In which I say I’m not gonna talk about therapy then do it anyway

Therapy day was today. YAY! Ha ha! I am not gonna talk all about here what I talk about there. Obviously. And I don’t really talk about here what I talk about in my very secret diary, because really it’s just interpersonal stuff there. BUT I will say that I’m relieved I have gotten a therapist who is open minded about things like me being at the bathhouse and polyamory stuff and all kinds of random queer shit I have going on at any point in my life. It’s easier to work through things when someone is non-judgemental about that stuff.

I remember once I had a counselor I was trying to talk to about a relationship I was in at the time, and I mentioned someone else that person was dating. I forget if their other partner at the time was a woman or a man, but ultimately it doesn’t matter, because the fact they were dating someone else made everything really suspect. And it turned into this very uncomfortable lecture about how the only healthy relationships are monogamous. And I realized then and there I suddenly COULD NOT talk about my relationships with this counselor, because she just wouldn’t understand. And that is a pretty major part of anyone’s life.

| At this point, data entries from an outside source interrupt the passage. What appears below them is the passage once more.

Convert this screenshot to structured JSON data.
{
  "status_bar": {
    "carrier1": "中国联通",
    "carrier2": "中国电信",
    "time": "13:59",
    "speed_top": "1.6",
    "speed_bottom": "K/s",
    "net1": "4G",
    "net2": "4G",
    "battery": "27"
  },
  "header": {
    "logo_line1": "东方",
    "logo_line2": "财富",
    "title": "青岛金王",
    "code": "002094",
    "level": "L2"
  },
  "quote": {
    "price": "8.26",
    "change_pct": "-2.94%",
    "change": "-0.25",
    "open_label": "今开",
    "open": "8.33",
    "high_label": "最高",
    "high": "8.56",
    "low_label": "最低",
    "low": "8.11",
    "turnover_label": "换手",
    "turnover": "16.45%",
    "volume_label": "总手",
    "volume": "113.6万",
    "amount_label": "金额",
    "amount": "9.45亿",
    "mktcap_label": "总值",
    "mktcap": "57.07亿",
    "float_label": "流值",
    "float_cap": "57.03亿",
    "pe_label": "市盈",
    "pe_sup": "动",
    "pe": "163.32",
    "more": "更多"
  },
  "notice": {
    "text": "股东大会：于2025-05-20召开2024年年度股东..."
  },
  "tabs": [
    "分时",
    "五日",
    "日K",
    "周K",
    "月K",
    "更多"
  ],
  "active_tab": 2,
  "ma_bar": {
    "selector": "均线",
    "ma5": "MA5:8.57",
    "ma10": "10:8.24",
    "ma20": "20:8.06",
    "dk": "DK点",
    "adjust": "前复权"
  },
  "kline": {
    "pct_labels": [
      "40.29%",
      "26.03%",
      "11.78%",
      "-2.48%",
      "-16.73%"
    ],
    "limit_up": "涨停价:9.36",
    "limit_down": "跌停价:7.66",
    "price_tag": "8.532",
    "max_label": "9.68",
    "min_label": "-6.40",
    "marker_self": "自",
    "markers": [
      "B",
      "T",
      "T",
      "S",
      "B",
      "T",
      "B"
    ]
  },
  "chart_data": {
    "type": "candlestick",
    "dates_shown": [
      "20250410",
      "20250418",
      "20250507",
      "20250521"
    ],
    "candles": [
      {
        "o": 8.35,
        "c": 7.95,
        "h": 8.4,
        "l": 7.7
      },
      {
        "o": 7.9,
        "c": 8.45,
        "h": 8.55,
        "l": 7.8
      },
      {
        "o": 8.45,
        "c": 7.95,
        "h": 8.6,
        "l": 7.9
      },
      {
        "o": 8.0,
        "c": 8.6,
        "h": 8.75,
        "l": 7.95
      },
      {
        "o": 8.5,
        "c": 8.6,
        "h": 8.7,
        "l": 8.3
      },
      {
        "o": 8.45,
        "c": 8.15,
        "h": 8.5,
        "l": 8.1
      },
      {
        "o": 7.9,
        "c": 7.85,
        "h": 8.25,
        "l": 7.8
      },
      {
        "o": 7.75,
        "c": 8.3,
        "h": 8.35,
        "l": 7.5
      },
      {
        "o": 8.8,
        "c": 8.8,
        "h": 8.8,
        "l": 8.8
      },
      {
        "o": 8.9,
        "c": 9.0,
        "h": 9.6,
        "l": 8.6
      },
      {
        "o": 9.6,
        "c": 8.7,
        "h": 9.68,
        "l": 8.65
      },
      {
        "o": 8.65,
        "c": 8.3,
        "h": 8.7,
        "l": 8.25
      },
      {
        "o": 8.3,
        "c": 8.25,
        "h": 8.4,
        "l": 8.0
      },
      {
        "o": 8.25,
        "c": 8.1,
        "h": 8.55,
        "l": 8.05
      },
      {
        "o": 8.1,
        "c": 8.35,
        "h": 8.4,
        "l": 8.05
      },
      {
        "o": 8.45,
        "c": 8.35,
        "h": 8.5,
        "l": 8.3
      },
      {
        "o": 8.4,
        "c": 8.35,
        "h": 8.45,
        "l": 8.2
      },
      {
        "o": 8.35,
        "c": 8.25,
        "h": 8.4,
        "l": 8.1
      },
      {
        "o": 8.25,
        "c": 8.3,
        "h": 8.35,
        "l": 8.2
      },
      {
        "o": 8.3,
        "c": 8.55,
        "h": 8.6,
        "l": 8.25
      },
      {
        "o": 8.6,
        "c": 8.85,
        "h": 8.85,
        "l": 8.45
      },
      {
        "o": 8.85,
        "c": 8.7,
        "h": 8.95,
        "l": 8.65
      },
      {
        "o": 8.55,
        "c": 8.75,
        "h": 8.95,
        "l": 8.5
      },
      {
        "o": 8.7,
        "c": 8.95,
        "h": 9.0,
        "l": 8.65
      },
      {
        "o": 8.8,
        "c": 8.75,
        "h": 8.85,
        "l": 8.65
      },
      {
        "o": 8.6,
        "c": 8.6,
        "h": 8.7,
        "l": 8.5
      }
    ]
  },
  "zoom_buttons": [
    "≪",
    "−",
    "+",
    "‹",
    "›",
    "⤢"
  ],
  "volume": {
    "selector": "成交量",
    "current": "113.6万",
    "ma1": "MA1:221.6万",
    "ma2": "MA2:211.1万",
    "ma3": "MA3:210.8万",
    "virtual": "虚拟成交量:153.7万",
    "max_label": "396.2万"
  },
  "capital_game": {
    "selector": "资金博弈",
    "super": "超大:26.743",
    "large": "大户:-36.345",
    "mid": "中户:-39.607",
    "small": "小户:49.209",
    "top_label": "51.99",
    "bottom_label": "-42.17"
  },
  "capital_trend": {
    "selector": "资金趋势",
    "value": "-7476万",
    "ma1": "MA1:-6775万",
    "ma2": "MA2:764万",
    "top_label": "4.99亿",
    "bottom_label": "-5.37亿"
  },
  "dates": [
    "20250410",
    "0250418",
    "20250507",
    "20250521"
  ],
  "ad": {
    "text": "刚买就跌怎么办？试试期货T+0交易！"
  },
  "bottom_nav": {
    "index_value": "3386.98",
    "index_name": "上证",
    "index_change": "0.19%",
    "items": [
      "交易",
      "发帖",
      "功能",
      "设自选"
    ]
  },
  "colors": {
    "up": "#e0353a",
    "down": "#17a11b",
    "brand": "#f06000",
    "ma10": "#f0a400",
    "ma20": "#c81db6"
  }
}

To be real, I could do monogamy as easily as polyamory. I’ve only ever done polyamorous relationships so far though, just because they tend to be more common in the circles I run in. BUT YEAH I would like to be able to talk about things like this with my therapist. So I am glad I have one who is decent about it.

She’s not even judgey about psychics. I was trying to to say something about visiting this psychic and wondering if it was real and maybe I’m just in control of my destiny because not everything she said would happen has happened. And my therapist was just like “Maybe psychics have some good points AND you are in control of your destiny.” I dunno, she’s just a really good therapist for me.

She always gives me goals after and I write them down and then lose the paper. I’m worried someone’s gonna find it someday and be like “Why do you have to talk to these two people? Why are you needing to write letters to exes? Why do you need a reminder to eat breakfast and go to bed? What is this about?” And I’d probably grab it and eat it in front of them just to throw them off asking such invasive questions.

Or I’d yell “It’s therapy homework, Nosey!”

The funny thing is one person has been therapy homework for almost three months about trying to repair a wounded relationship with them (non-romantic). And I tried a few times and it really failed in a sad way, not a complete Door Closing way but more like a go away for now way. And so anyway, they are on the therapy homework list again so I have some kind of accountability to continuing trying to repair this otherwise lovely friendship with someone I like. EXCEPT I think to repair it I have to dredge up unpleasant things, and that’s what’s holding me back because I’m like “Fuck that feels like a shitty thing to do to someone.” Like to bring up this painful thing and then be like “Let’s talk about it because I miss being your friend, even tho this is way more painful to you than it is to me.” I’m not an emotional sadist in any way, so it’s difficult.

I’m heading off this weekend for Montreal. So I’ve got to think and write my script. Which was my other therapy homework, to keep writing and finish by the end of the month. So that’s what I’m gonna do.

The dogs have already gone to the sitter. And I’ve been pretty sedentary the last few hours so I think I’m gonna do a pick up/sweep/floor wash to cap off my day.